The Kings & Queens of Scotland by Timothy Venning
The story of the rulers of Scotland's constituent states and then of the united kingdom of Scots from Kenneth MacAlpin onwards is complex and often violent. It is full of rapid reversals of fortune, brilliant and incompetent leadership, family strife, and triumph and tragedy closely intertwined. The obscure earlier history is often as fascinating as the better-known stories of the Bruce and Queen Mary, though less familiar. This saga of a thousand years is a tribute to the qualities of Scotland's rulers. (I have two others by Venning - collection nearly complete!).

The Italian Crusades: The Papal-Angevin Alliance and the Crusades Against Christian Lay Powers, 1254-1343 by Norman Housley
From the cover of the book:"The Papal - Angevin alliance and the Crusades against Christian lay powers 1254 - 1343" (hey - at over AUS$100.00 off RRP - a real bargain for a  300-page hardback edition!)
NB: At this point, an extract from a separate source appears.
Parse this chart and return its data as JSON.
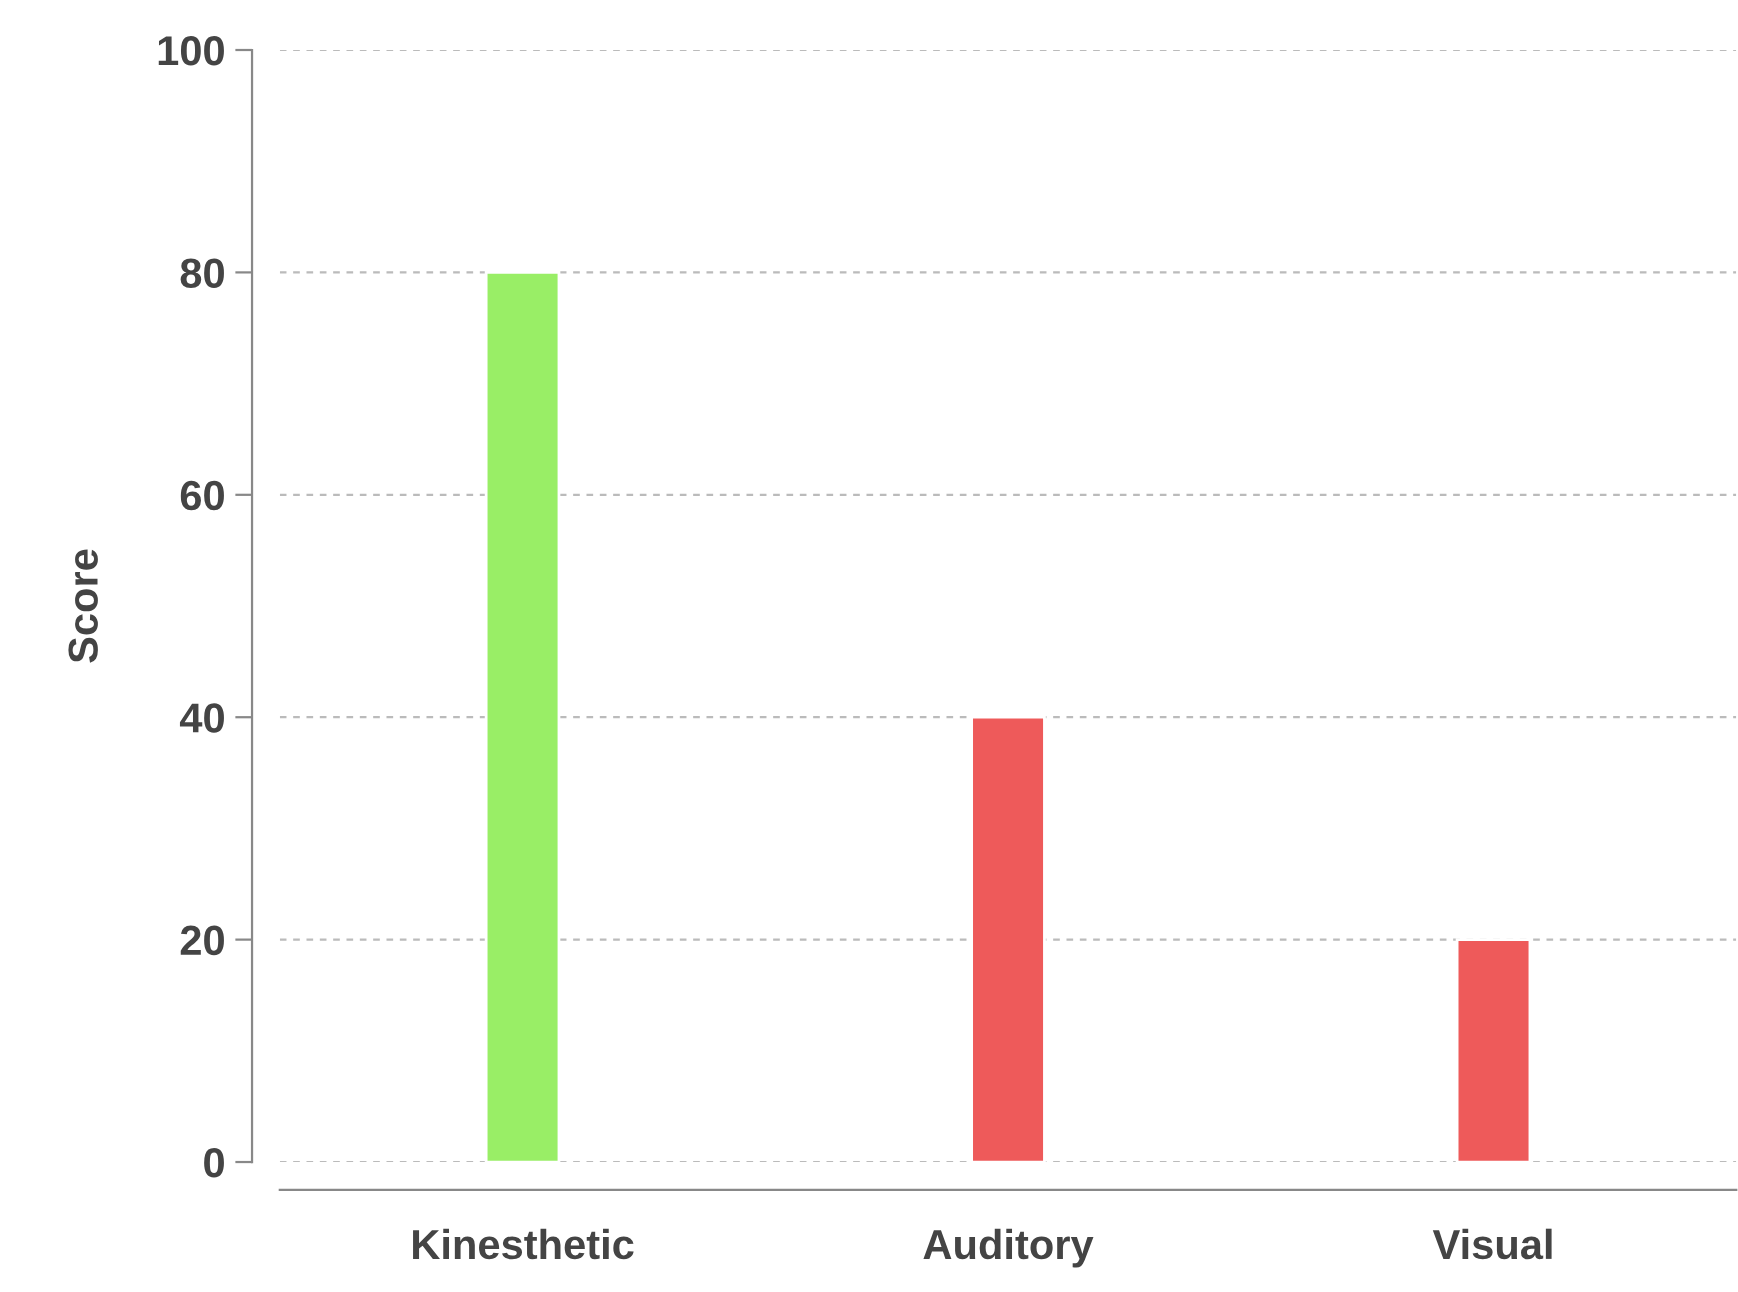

The Dukes of Burgundy: Charles the Bold, John the Fearless, Philip the Bold, Philip the Good by Richard Vaughan
First published nearly forty years ago, Richard Vaughan's masterly four-part history of the Valois dukes of Burgundy has never been surpassed. Beginning with Philip the Bold, Vaughan describes the emergence of the Burgundian state. John the Fearless defended and developed its power ruthlessly during his ducal reign, which reached its apogee under Philip the Good. Charles the Bold ruled a state that was recognised as one of the major powers of medieval Europe, his ambition extending to an alliance with England. With the death of Charles fighting the Swiss army at Nancy in 1477, Richard Vaughan brings this history of the Burgundian dukedom to a triumphant conclusion. (Four volume box set).